Palma – the capital of Mallorca – is a gateway to the resort beaches either side and the gorgeous inland hill towns. People fly in and fly out, and maybe make a day trip there. Big mistake. It’s a lovely small city, easy to walk around and explore, and with the best range of bars and restaurants on the island.

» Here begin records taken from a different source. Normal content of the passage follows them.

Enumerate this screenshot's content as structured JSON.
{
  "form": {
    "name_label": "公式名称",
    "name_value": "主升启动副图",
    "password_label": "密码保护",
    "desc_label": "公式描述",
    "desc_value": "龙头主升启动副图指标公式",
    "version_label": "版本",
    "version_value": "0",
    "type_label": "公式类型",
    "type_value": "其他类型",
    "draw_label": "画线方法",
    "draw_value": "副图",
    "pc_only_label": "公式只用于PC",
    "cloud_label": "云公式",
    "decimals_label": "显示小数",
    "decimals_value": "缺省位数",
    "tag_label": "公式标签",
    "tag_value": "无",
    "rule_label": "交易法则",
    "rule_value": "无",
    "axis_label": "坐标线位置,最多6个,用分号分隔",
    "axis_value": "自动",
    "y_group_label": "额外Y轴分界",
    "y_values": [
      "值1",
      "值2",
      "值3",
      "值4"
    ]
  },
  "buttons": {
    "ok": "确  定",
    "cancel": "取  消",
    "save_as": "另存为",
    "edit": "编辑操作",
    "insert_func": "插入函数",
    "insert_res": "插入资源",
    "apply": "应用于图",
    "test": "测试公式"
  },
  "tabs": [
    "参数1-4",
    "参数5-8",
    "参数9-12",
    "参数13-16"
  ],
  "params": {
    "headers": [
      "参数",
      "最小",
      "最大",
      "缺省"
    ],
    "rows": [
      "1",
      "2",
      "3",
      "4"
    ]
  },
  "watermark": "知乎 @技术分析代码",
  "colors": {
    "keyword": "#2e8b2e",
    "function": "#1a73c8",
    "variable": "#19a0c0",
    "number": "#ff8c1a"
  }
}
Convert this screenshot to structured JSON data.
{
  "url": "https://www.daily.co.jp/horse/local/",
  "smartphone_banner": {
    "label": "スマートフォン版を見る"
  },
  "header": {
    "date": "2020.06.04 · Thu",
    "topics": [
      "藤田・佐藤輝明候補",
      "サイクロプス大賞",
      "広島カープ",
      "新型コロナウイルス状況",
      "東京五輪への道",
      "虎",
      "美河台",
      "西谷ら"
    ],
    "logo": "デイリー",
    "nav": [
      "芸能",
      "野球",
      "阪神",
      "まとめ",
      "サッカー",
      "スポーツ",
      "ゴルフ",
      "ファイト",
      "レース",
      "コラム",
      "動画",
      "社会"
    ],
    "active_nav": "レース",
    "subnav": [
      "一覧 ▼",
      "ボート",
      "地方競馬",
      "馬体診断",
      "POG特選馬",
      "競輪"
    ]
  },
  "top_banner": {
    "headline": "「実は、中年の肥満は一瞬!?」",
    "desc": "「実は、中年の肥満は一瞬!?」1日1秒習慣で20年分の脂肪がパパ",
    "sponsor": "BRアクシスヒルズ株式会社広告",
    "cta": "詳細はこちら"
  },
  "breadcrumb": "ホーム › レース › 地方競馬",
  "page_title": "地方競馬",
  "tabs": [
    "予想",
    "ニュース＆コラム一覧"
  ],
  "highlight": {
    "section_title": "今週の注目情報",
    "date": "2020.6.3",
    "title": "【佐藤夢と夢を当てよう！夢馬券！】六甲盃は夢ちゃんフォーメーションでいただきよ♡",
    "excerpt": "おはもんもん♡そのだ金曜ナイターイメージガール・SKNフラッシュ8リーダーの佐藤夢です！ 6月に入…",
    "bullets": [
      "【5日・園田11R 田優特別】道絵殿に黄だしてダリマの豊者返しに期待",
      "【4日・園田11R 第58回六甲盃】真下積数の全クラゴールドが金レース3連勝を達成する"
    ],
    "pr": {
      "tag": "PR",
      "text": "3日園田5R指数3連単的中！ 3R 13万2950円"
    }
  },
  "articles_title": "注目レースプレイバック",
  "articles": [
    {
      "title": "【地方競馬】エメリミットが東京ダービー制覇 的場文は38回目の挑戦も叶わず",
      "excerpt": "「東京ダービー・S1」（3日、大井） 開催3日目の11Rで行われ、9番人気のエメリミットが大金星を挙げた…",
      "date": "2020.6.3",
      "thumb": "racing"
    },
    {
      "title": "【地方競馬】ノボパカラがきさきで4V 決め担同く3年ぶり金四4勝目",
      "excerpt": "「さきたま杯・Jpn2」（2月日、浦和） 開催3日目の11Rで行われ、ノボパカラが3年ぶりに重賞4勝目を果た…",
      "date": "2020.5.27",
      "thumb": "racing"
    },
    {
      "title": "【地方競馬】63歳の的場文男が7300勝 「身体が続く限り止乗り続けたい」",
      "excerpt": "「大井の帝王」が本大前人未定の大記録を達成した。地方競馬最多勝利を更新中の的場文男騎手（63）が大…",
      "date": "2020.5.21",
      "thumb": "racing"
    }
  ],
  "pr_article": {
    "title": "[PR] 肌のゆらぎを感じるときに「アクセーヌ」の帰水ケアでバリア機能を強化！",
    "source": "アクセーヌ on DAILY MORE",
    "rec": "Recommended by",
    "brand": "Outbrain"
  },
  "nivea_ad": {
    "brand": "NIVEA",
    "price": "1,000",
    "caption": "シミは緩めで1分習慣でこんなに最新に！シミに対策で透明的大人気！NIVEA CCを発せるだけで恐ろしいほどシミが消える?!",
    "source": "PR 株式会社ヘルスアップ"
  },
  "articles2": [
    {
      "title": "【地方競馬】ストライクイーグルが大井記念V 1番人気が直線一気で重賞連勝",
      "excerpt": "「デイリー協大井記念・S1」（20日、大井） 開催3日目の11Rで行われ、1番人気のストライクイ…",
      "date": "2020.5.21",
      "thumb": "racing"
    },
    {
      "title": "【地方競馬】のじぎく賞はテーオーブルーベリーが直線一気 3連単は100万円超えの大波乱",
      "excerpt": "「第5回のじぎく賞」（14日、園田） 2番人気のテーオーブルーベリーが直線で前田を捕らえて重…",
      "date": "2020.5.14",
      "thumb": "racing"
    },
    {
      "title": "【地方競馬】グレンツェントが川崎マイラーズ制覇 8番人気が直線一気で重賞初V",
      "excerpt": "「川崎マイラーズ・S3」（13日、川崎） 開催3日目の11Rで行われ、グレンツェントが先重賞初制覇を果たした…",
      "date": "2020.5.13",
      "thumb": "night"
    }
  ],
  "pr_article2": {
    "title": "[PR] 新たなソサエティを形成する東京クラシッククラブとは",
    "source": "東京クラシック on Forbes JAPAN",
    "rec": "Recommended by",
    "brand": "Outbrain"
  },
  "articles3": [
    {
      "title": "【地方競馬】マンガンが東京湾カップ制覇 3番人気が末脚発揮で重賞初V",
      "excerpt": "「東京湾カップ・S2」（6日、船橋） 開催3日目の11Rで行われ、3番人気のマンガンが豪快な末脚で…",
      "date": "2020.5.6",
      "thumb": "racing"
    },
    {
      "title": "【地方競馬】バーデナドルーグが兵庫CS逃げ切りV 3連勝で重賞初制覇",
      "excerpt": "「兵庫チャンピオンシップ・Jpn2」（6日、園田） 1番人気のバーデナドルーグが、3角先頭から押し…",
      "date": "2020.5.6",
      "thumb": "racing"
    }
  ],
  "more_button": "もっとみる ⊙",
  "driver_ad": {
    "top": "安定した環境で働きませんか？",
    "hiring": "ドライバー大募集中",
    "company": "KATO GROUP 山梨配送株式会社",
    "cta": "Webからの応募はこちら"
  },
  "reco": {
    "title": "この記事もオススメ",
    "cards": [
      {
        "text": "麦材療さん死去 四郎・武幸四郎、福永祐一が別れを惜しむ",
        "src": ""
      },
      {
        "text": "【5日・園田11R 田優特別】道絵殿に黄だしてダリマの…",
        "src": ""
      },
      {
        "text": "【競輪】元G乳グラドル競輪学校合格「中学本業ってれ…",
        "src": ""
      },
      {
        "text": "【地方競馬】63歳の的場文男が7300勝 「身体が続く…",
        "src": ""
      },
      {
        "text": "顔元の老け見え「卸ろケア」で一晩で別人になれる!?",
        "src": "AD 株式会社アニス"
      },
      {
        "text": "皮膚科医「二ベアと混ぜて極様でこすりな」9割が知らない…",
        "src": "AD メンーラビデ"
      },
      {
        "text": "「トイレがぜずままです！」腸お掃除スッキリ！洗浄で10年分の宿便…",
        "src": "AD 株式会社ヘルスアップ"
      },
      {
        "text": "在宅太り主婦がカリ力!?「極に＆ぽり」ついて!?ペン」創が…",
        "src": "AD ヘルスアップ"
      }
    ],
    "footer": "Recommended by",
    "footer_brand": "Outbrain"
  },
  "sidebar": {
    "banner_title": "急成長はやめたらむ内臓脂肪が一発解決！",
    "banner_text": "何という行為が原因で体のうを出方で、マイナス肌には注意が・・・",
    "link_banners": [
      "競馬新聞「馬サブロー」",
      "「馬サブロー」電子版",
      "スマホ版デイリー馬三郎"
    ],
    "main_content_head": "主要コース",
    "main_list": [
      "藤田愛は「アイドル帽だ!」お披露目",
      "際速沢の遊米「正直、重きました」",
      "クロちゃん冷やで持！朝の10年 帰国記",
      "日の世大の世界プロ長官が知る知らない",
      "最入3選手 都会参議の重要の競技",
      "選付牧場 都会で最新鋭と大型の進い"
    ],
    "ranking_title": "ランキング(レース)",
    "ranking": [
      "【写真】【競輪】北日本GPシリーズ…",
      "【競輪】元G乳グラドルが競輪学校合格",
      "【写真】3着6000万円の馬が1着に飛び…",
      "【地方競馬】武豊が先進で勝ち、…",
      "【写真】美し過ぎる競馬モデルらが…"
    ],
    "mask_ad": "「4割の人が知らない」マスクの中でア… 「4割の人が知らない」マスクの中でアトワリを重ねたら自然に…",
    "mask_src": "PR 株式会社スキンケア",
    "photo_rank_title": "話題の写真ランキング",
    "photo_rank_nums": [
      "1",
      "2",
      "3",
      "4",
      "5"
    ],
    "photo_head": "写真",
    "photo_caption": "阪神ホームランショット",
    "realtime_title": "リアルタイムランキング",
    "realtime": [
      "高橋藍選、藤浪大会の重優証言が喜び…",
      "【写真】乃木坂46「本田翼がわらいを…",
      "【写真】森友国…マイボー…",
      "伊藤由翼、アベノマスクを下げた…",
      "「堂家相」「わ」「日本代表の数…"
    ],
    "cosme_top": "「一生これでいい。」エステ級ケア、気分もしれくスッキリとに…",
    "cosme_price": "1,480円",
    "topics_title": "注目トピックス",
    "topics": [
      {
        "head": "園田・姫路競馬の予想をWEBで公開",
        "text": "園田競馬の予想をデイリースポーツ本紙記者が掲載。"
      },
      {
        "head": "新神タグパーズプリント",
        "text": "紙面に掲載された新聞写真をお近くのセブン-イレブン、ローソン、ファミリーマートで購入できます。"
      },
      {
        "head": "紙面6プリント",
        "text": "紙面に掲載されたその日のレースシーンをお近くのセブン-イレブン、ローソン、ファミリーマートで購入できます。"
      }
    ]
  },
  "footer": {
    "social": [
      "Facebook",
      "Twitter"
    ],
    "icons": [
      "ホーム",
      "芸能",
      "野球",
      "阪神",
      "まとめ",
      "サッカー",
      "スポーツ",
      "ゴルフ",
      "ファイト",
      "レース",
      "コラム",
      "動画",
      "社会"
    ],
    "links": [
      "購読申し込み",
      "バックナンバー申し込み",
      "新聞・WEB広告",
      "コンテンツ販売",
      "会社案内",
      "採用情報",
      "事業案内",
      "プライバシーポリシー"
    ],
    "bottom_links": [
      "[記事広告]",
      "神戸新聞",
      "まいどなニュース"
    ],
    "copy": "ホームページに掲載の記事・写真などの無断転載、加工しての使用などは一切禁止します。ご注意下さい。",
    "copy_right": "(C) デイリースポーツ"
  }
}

Now I like quirky tapas bars, little cafés, catch-of-the-day fish restaurants, sitting in sunny courtyards at lunch with a bottle of something chilled, and occasionally something a bit fancier. Maybe you do too, in which case these fit the bill perfectly.

Bodega Bellver
I could say ‘old-fashioned’, I could say ‘rustic’, or I could just tell you why the Bellver is brilliant. Need a seat? Someone will get you an empty beer crate. Need a beer? Up comes the lid of the rickety, chilled chest-cabinet. Food? That’ll be a skewer of pork cubes, splahed in cumin and olive oil and grilled to order behind the bar. A down-to-earth heaven, basically, among dusty barrels and battered tables. (Carrer Can Serinya 2).

misa braseria
We knew all about chef Marc Fosh and his lovely place Simply Fosh, and made a date to eat there. But then we stumbled across a charming, hidden-away courtyard where people were having a very boozy and very late lunch and thought, that’ll do. Turned out it’s Fosh’s other venture, a modern-Med brasserie, with an absolute belter of a bargain lunch menu. There was delicious sea bass steamed in paper, and farmhouse roast chicken, but mostly there was a bottle of icy rosado with our name on it. (Carrer Can Maçanet 1).

La Quinta Puñeta
Given that the Bellver isn’t everyone’s cup of tea, this buzzier, contemporary place right around the corner gives you a second go at limbering up with some fine tapas before dinner. It’s all on cocktail sticks, pinned to pieces of bread (pinchos), so just graze the bar, pointing at stuff you like the look of – when you’re done, they add up the sticks for your bill. We could have built a fort out of ours. (Carrer de les Caputxines 3).

Las Olas Bistro
Irish-Cambodian couple running a homespun little bistro in the old Jewish Quarter? Ticks all my boxes, that’s for sure. There are Asian dishes, from dim sum to Vietnamese salads, some unusual Sephardi Jewish dishes, and all sorts of daily specials – and a softly spoken sweetie of an owner who explains what everything is. Lovely for lunch, with seats on the shady street. (Carrer Can Fortuny 5).

La Madeleine de Proust
You’re going to Santa Catalina market, that’s a given, and it has some fine bars in there, but have breakfast in this little artisan French café first. Everything is a delight, from croissant to cake, and they make quiches and tarts and all sorts of other goodies too. (Carrer Anibal 17).